Achieving the best of both your professional and personal life is hard, but trying to achieve your greatest potential in your career while failing in other areas in life is harder in the long run and very unsatisfying. The trick to achieving excellence in both is to make a balanced effort all around. This requires planning, preparation and keeping our priorities what they should be. It may mean turning down good opportunities in order to give time to more important things. It also means that we will have to give up what we want now, for what we want in the long run.

Acheiving excellence is a process, something we must constantly work on and improve. We must give the best of ourselves, day after day to the things that really matter. By so doing, we can live a more full life, satisfying and meaningful in all aspects.

Friday, March 26, 2010

Quality Code

No one writes perfect code. Programming is a process that takes a lot of planning, reviewing, and testing until an individual or team is satisfied that what they have produced is reasonably free of bugs and errors and works the way it should. However, despite our best efforts to produce quality code, customers will inevitably find ways to break it. They will find unexpected ways to use what we make, creating unexpected results.
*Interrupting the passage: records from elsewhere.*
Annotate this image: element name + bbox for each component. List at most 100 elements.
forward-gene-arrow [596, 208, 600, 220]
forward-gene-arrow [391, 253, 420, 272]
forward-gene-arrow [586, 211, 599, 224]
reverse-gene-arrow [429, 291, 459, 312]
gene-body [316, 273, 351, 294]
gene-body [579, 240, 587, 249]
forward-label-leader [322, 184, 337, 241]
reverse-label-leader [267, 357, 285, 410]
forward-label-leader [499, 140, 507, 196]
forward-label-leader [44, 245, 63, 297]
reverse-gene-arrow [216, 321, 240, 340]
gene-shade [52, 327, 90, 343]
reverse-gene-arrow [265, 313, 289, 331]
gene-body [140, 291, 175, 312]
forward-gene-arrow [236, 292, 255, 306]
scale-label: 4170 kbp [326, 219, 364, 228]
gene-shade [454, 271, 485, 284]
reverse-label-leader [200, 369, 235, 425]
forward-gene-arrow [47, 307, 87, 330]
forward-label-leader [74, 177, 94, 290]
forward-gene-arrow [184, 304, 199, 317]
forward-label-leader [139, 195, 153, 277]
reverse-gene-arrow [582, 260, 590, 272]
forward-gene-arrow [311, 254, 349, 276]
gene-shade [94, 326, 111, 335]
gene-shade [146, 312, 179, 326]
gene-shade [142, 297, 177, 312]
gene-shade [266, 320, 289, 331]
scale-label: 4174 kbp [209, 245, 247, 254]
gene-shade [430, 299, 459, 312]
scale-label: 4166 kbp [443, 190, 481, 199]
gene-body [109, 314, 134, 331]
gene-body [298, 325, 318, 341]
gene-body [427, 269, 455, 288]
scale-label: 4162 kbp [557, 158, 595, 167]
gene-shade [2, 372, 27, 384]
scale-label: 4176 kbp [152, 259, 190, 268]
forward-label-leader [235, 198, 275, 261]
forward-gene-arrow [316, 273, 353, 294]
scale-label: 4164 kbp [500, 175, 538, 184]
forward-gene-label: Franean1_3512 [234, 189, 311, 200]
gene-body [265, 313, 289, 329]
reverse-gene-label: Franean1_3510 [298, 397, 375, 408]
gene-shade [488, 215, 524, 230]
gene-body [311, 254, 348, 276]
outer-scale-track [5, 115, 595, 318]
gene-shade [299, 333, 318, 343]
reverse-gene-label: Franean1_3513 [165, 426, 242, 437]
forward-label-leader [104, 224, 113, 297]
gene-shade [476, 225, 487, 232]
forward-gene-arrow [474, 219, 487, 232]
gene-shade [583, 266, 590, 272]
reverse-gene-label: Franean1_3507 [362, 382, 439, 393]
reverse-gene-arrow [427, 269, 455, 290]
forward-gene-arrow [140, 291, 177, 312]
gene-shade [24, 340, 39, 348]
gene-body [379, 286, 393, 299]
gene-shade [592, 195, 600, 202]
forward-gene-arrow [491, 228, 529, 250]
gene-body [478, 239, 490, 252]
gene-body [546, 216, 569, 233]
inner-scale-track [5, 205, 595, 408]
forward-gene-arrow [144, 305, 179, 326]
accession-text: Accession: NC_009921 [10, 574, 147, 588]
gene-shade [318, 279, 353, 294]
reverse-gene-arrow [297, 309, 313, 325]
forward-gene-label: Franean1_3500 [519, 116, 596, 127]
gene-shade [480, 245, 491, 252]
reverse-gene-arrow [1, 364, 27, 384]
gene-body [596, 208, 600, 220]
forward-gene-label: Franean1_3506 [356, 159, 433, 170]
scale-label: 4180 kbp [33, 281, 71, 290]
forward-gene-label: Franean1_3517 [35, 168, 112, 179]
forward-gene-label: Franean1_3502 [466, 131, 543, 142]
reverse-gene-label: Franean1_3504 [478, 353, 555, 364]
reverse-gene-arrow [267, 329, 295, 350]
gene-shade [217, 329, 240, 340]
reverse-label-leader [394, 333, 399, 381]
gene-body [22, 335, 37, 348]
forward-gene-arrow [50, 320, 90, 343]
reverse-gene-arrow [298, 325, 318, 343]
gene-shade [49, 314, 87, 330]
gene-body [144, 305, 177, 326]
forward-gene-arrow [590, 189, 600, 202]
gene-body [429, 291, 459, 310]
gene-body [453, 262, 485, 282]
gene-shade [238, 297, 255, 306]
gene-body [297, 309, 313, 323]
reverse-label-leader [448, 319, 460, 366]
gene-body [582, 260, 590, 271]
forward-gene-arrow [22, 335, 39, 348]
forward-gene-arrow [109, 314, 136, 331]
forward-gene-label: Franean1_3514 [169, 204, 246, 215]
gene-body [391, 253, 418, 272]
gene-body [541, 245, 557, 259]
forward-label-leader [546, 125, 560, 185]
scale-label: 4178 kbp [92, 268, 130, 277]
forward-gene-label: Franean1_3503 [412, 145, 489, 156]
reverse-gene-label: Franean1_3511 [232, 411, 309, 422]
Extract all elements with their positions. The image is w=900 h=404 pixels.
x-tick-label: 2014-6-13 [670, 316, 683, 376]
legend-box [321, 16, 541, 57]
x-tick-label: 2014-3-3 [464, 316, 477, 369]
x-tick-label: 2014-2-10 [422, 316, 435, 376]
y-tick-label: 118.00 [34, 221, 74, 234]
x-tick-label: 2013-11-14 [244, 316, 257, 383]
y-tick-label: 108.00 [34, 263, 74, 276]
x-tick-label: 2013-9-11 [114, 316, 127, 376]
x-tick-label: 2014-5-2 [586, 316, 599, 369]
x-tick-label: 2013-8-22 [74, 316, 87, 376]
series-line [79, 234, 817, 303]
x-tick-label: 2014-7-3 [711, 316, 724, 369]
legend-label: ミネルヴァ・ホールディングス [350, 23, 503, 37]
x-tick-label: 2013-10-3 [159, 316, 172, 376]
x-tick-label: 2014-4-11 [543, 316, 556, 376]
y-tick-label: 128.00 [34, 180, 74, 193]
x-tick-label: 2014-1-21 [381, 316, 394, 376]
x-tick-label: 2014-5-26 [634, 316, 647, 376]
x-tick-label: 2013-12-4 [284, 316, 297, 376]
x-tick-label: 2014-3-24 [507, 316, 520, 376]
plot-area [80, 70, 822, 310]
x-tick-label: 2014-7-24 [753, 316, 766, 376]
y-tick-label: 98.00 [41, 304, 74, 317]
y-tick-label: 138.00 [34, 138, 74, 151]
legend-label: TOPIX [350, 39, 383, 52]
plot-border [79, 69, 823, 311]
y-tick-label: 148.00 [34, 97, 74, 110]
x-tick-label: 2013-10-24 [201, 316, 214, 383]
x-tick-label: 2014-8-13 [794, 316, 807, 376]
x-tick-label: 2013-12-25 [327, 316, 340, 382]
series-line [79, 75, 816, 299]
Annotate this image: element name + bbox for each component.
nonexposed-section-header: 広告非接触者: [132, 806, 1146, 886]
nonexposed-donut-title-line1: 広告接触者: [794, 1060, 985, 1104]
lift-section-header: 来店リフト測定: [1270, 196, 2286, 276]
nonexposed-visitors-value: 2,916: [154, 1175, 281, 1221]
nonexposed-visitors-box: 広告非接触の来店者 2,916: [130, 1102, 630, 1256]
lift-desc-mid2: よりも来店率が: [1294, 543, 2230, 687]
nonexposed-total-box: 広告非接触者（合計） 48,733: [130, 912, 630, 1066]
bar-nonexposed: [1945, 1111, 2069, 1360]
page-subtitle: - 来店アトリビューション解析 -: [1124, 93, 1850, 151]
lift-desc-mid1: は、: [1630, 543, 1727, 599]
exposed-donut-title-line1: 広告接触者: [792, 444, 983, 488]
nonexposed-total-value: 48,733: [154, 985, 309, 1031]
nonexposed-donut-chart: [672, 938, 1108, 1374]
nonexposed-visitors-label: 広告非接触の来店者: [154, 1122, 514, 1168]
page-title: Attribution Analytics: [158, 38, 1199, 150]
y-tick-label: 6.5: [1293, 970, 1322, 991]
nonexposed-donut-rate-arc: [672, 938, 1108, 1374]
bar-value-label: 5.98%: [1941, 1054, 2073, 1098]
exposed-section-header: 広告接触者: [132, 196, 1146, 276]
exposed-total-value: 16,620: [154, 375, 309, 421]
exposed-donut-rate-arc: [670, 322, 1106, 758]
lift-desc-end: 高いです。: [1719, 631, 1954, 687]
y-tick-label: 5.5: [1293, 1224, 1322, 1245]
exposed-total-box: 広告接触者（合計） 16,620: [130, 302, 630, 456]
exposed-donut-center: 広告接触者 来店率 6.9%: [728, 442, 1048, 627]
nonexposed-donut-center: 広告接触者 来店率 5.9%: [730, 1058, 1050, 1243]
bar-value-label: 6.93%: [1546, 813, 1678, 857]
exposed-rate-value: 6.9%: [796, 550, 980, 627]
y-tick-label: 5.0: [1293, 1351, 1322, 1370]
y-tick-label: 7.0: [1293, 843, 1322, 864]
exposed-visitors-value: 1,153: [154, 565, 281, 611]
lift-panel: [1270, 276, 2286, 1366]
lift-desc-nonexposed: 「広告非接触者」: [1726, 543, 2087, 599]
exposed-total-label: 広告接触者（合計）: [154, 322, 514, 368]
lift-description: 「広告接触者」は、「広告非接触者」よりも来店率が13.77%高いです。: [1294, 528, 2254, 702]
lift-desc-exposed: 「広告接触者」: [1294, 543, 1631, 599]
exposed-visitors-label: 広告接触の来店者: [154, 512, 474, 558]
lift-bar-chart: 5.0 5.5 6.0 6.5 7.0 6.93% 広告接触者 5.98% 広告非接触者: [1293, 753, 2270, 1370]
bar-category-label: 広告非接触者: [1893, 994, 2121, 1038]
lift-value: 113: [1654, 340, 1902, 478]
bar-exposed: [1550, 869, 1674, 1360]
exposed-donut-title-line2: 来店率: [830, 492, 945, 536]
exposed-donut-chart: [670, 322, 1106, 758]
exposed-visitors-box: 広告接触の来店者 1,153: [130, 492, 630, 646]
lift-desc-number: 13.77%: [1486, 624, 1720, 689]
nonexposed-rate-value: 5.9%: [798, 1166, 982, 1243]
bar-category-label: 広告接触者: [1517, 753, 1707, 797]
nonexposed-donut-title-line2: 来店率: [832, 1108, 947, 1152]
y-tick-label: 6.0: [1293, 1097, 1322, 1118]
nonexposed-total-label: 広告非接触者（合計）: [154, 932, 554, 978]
The importance of writing good code depends on the type of system or program you are creating. For example, when programming a chess game, it is less important to eliminate bugs than when creating a program used to access someone’s bank account or deploy safety airbags in someone’s car. When we write code can cause financial problems, injury or even death, we better make sure that our code works reasonably well. This requires additional planning, revision and testing. Failure to do so can result in the loss of millions of dollars or even human lives.

Ultimately, the organization that sells the code should be responsible for its quality. If it is important that the product they sell be bug free, they should do additional testing to ensure quality. The only exception to this is when a programmer intentionally creates malicious code or leaves security flaws to later exploit the code for their own gain or to cause damage and harm. In such cases, both the organization and the programmer should be held responsible. Organizations should be responsible to hire good programmers, fire bad ones and create an environment in which quality is emphasized and good code is produced.

With that said, every programmer should take pride in their work and try to create as high-quality, bug-free code as possible. Additional planning in the design phase of a project and knowing your customer and how they will interact with what you are creating can help. Education, research, peer programming and using good programming techniques, data structures and algorithms will also lead to higher quality code. As always, the code produced should go through some sort of quality assurance, to make sure that it works reasonably well.

Making these extra efforts will not always guarantee that your code will be bug-free. It will however help it to perform better, have less bugs and cause less problems. Good code should be the goal of every programmer.